The chapbook challenge was not something I was going to take part in. In fact, I encouraged my brother as he is a beautiful writer and I think he would have excelled had he given it a chance. Maybe he did. He never did tell me.
During the challenge I would miss a day, here and there, so all my submissions were not on time. It was hard to think of a poem on the spot some days, and so easy to do three the next. I just had to let my mind wander and choose the subject matter and what I came back to, over and over again, were my teenage years. I ran with that most of the time and interspersed the days with other poems about my dog, or my job.

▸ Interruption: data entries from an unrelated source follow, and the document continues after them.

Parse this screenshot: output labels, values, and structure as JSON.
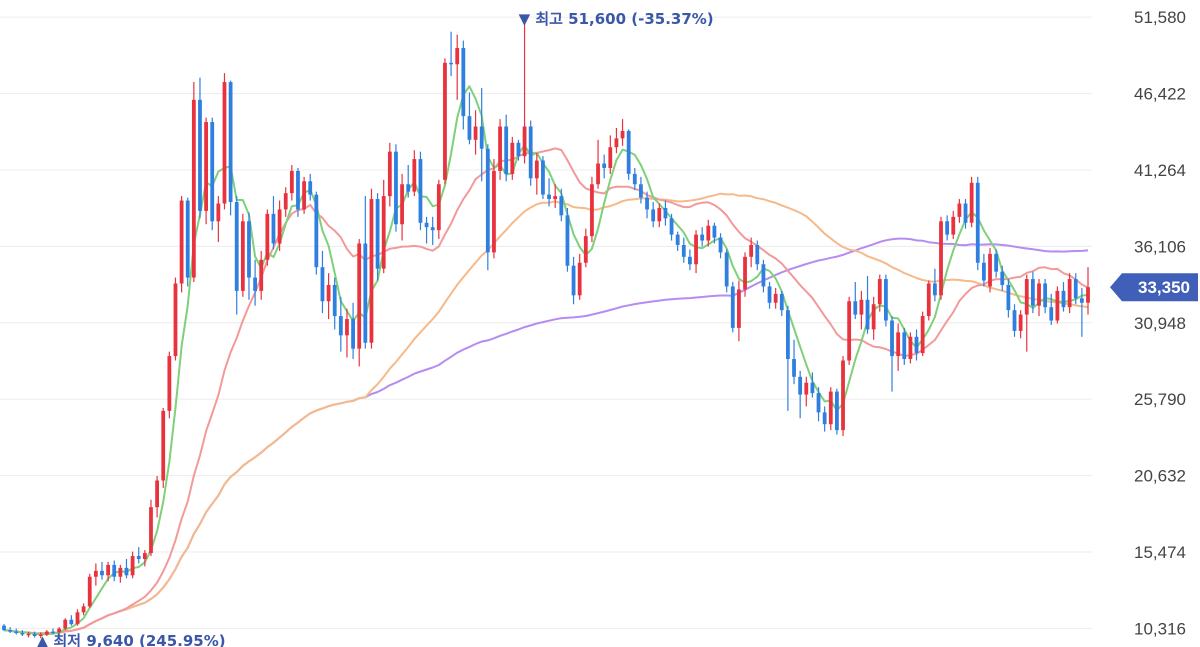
{
  "chart_data": {
    "type": "candlestick",
    "y_scale": {
      "min": 9800,
      "max": 52200
    },
    "y_ticks": [
      "51,580",
      "46,422",
      "41,264",
      "36,106",
      "30,948",
      "25,790",
      "20,632",
      "15,474",
      "10,316"
    ],
    "y_tick_values": [
      51580,
      46422,
      41264,
      36106,
      30948,
      25790,
      20632,
      15474,
      10316
    ],
    "current_price": {
      "label": "33,350",
      "value": 33350
    },
    "annotations": {
      "high": {
        "text": "최고 51,600 (-35.37%)",
        "marker": "▼",
        "value": 51600,
        "index": 85
      },
      "low": {
        "text": "최저 9,640 (245.95%)",
        "marker": "▲",
        "value": 9640,
        "index": 6
      }
    },
    "colors": {
      "up": "#e8333f",
      "down": "#2f7fe0",
      "ma5": "#7fd07a",
      "ma20": "#f29a9a",
      "ma60": "#f5b98a",
      "ma120": "#b58cf2",
      "grid": "#ececec",
      "current_badge": "#3f5fb8"
    },
    "candles": [
      [
        10500,
        10600,
        10150,
        10200
      ],
      [
        10200,
        10400,
        10000,
        10100
      ],
      [
        10100,
        10300,
        9900,
        10000
      ],
      [
        10000,
        10200,
        9800,
        9900
      ],
      [
        9900,
        10100,
        9700,
        9950
      ],
      [
        9950,
        10100,
        9700,
        9800
      ],
      [
        9800,
        10050,
        9640,
        9900
      ],
      [
        9900,
        10200,
        9800,
        10100
      ],
      [
        10100,
        10300,
        9900,
        10050
      ],
      [
        10050,
        10400,
        9950,
        10300
      ],
      [
        10300,
        11000,
        10200,
        10900
      ],
      [
        10900,
        11200,
        10500,
        10600
      ],
      [
        10600,
        11600,
        10500,
        11400
      ],
      [
        11400,
        12000,
        11200,
        11800
      ],
      [
        11800,
        14000,
        11700,
        13800
      ],
      [
        13800,
        14700,
        13200,
        14200
      ],
      [
        14200,
        14800,
        13600,
        13900
      ],
      [
        13900,
        14800,
        13500,
        14600
      ],
      [
        14600,
        14900,
        13500,
        13800
      ],
      [
        13800,
        14600,
        13400,
        14400
      ],
      [
        14400,
        15000,
        13700,
        13900
      ],
      [
        13900,
        15500,
        13700,
        15200
      ],
      [
        15200,
        15800,
        14700,
        15000
      ],
      [
        15000,
        15600,
        14500,
        15400
      ],
      [
        15400,
        19000,
        15200,
        18500
      ],
      [
        18500,
        20600,
        17800,
        20300
      ],
      [
        20300,
        25200,
        19800,
        25000
      ],
      [
        25000,
        29000,
        24500,
        28700
      ],
      [
        28700,
        34000,
        28400,
        33600
      ],
      [
        33600,
        39500,
        33000,
        39200
      ],
      [
        39200,
        39400,
        33400,
        34000
      ],
      [
        34000,
        47200,
        33700,
        46000
      ],
      [
        46000,
        47500,
        38000,
        38500
      ],
      [
        38500,
        44800,
        37600,
        44500
      ],
      [
        44500,
        44800,
        37200,
        37800
      ],
      [
        37800,
        39500,
        36400,
        39000
      ],
      [
        39000,
        47800,
        38600,
        47200
      ],
      [
        47200,
        47300,
        38200,
        39100
      ],
      [
        39100,
        39500,
        31500,
        33100
      ],
      [
        33100,
        38300,
        32700,
        37800
      ],
      [
        37800,
        38400,
        32500,
        34000
      ],
      [
        34000,
        35200,
        32100,
        33100
      ],
      [
        33100,
        35800,
        32500,
        35200
      ],
      [
        35200,
        38600,
        34800,
        38300
      ],
      [
        38300,
        39500,
        35900,
        36300
      ],
      [
        36300,
        39200,
        35800,
        38600
      ],
      [
        38600,
        40100,
        38100,
        39700
      ],
      [
        39700,
        41600,
        39200,
        41200
      ],
      [
        41200,
        41400,
        38100,
        38600
      ],
      [
        38600,
        40800,
        38300,
        40500
      ],
      [
        40500,
        41000,
        39200,
        39600
      ],
      [
        39600,
        39800,
        34200,
        34700
      ],
      [
        34700,
        35800,
        31600,
        32400
      ],
      [
        32400,
        34300,
        31200,
        33500
      ],
      [
        33500,
        34000,
        30500,
        31400
      ],
      [
        31400,
        32700,
        29000,
        30100
      ],
      [
        30100,
        31900,
        28600,
        31200
      ],
      [
        31200,
        32300,
        28500,
        29200
      ],
      [
        29200,
        36600,
        28000,
        36300
      ],
      [
        36300,
        39500,
        29200,
        29600
      ],
      [
        29600,
        40000,
        29200,
        39300
      ],
      [
        39300,
        39700,
        33800,
        34600
      ],
      [
        34600,
        40600,
        34300,
        39500
      ],
      [
        39500,
        43100,
        38800,
        42500
      ],
      [
        42500,
        43000,
        37100,
        37600
      ],
      [
        37600,
        41000,
        36500,
        40300
      ],
      [
        40300,
        41600,
        39400,
        39800
      ],
      [
        39800,
        42600,
        39500,
        42000
      ],
      [
        42000,
        42500,
        37200,
        37700
      ],
      [
        37700,
        38100,
        36300,
        37400
      ],
      [
        37400,
        38100,
        36200,
        37200
      ],
      [
        37200,
        40600,
        36600,
        40300
      ],
      [
        40600,
        48800,
        40300,
        48500
      ],
      [
        48500,
        50600,
        47600,
        48400
      ],
      [
        48400,
        50400,
        46000,
        49500
      ],
      [
        49500,
        50000,
        44000,
        44900
      ],
      [
        44900,
        46500,
        43000,
        43300
      ],
      [
        43300,
        45300,
        42300,
        44200
      ],
      [
        44200,
        46800,
        40500,
        42700
      ],
      [
        42700,
        43000,
        34500,
        35700
      ],
      [
        35700,
        42000,
        35300,
        41200
      ],
      [
        41200,
        44700,
        40600,
        44200
      ],
      [
        44200,
        45000,
        40500,
        41000
      ],
      [
        41000,
        43500,
        40600,
        43100
      ],
      [
        43100,
        43300,
        41900,
        42200
      ],
      [
        42200,
        51600,
        41700,
        44200
      ],
      [
        44200,
        44600,
        40200,
        40700
      ],
      [
        40700,
        42400,
        39600,
        41900
      ],
      [
        41900,
        42200,
        39300,
        39600
      ],
      [
        39600,
        40700,
        38800,
        39300
      ],
      [
        39300,
        40300,
        38700,
        39500
      ],
      [
        39500,
        40000,
        37800,
        38200
      ],
      [
        38200,
        38700,
        34400,
        34800
      ],
      [
        34800,
        35400,
        32200,
        32800
      ],
      [
        32800,
        35600,
        32500,
        35000
      ],
      [
        35000,
        37300,
        34700,
        36800
      ],
      [
        36800,
        40800,
        36400,
        40300
      ],
      [
        40300,
        43300,
        40000,
        41700
      ],
      [
        41700,
        42300,
        40700,
        41400
      ],
      [
        41400,
        43600,
        41000,
        42800
      ],
      [
        42800,
        44100,
        42400,
        43400
      ],
      [
        43400,
        44700,
        42900,
        43900
      ],
      [
        43900,
        44000,
        40600,
        41000
      ],
      [
        41000,
        41400,
        39900,
        40300
      ],
      [
        40300,
        40800,
        39000,
        39400
      ],
      [
        39400,
        39800,
        38000,
        38600
      ],
      [
        38600,
        39100,
        37400,
        37800
      ],
      [
        37800,
        39000,
        37400,
        38700
      ],
      [
        38700,
        39200,
        37500,
        38000
      ],
      [
        38000,
        38300,
        36500,
        36900
      ],
      [
        36900,
        37100,
        35800,
        36200
      ],
      [
        36200,
        36700,
        35000,
        35400
      ],
      [
        35400,
        35900,
        34500,
        34900
      ],
      [
        34900,
        37200,
        34300,
        36900
      ],
      [
        36900,
        37400,
        36100,
        36500
      ],
      [
        36500,
        37900,
        36100,
        37500
      ],
      [
        37500,
        37700,
        36300,
        36700
      ],
      [
        36700,
        37000,
        35300,
        35700
      ],
      [
        35700,
        35900,
        33000,
        33400
      ],
      [
        33400,
        33700,
        30300,
        30600
      ],
      [
        30600,
        33800,
        29700,
        33200
      ],
      [
        33200,
        35700,
        32700,
        35400
      ],
      [
        35400,
        36700,
        34700,
        36200
      ],
      [
        36200,
        36500,
        34500,
        34900
      ],
      [
        34900,
        35200,
        33000,
        33400
      ],
      [
        33400,
        33700,
        31900,
        32300
      ],
      [
        32300,
        33300,
        31900,
        32900
      ],
      [
        32900,
        33100,
        31400,
        31800
      ],
      [
        31800,
        32100,
        25000,
        28500
      ],
      [
        28500,
        29800,
        26800,
        27300
      ],
      [
        27300,
        27700,
        24500,
        26100
      ],
      [
        26100,
        27300,
        25300,
        26900
      ],
      [
        26900,
        27600,
        25900,
        26200
      ],
      [
        26200,
        26600,
        24300,
        24900
      ],
      [
        24900,
        25300,
        23600,
        24100
      ],
      [
        24100,
        26600,
        23700,
        26300
      ],
      [
        26300,
        26500,
        23400,
        23700
      ],
      [
        23700,
        28700,
        23300,
        28400
      ],
      [
        28400,
        32700,
        28100,
        32400
      ],
      [
        32400,
        33700,
        31200,
        31500
      ],
      [
        31500,
        33100,
        30500,
        32500
      ],
      [
        32500,
        34100,
        30200,
        30500
      ],
      [
        30500,
        32700,
        29800,
        32200
      ],
      [
        32200,
        34200,
        31700,
        33900
      ],
      [
        33900,
        34200,
        30700,
        31100
      ],
      [
        31100,
        31400,
        26300,
        28700
      ],
      [
        28700,
        30900,
        27700,
        30300
      ],
      [
        30300,
        30600,
        28100,
        28500
      ],
      [
        28500,
        30300,
        28200,
        30000
      ],
      [
        30000,
        30500,
        28400,
        28900
      ],
      [
        28900,
        31700,
        28700,
        31400
      ],
      [
        31400,
        33800,
        31100,
        33600
      ],
      [
        33600,
        34600,
        32400,
        32800
      ],
      [
        32800,
        38100,
        32500,
        37800
      ],
      [
        37800,
        38200,
        36500,
        36900
      ],
      [
        36900,
        38500,
        36600,
        38100
      ],
      [
        38100,
        39300,
        37700,
        39000
      ],
      [
        39000,
        39300,
        37300,
        37700
      ],
      [
        37700,
        40800,
        37400,
        40400
      ],
      [
        40400,
        40800,
        34500,
        35000
      ],
      [
        35000,
        35600,
        33400,
        33800
      ],
      [
        33400,
        36000,
        33000,
        35600
      ],
      [
        35600,
        35900,
        34000,
        34400
      ],
      [
        34400,
        34800,
        33100,
        33500
      ],
      [
        33500,
        33900,
        31300,
        31800
      ],
      [
        31800,
        32200,
        30000,
        30400
      ],
      [
        30400,
        31800,
        29900,
        31500
      ],
      [
        31500,
        34200,
        29000,
        33900
      ],
      [
        33900,
        34400,
        31600,
        32100
      ],
      [
        32100,
        33900,
        31400,
        33600
      ],
      [
        33600,
        33900,
        31600,
        32000
      ],
      [
        32000,
        32900,
        30800,
        31100
      ],
      [
        31100,
        33400,
        30900,
        33100
      ],
      [
        33100,
        33700,
        31700,
        32000
      ],
      [
        32000,
        34300,
        31600,
        33900
      ],
      [
        33900,
        34300,
        32200,
        32600
      ],
      [
        32600,
        33300,
        30000,
        32300
      ],
      [
        32300,
        34700,
        31500,
        33350
      ]
    ]
  }
}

After the month was over we received direction on what we needed to do to submit our work, and an actual book came together beneath my fingertips! At first, it was a bunch of poems strewn together all willy-nilly. I read through each and every one and crossed out what I wouldn’t be using, circling what I would. Then I started checking grammar and spelling and asked myself questions like “Does that sound right?” and “Seriously? You’re going to leave this like that?” I scurried to a nearby bagel shop at lunchtime and drank cocoa and ate bagels and gave myself the luxury of being with my very own creation, alone.
Imagine my surprise when I was editing my work and I found that my theme had parts – a beginning, a middle and an end. I had no idea while I was poeming that something like that would happen! As I put my poems in order, I could see where it was all going and the satisfaction in that moment was something I had never experienced before in my writing life.
Now, today, I am done. With trepidation, I have forwarded it to the powers that be that will judge my precious and deem it worthy or not. I have not shared this with one single person I know. Being judged by strangers is a lot easier than being judged by family. Someday, perhaps if I am validated by being published, I will be able to share, with confidence, with those I love. Until then I will practice and work and create and become the person I dream I can be.
At the beginning of 2015 I promised myself that I would write. I promised I would write my novel, although that hasn’t happened yet, but I did write and I finished a project and for me that is monumental. I can’t wait to see what next year brings, but I’m going to make my goal to get back into my book and really work on it. I want my characters to be known. They deserve it. So 2016 will be my book’s year.
Thank you so much to everyone here that has encouraged me. Thank you to the challenge generators that make us all strive to create and complete. For once, I am proud of something. I haven’t been able to say that for a long time.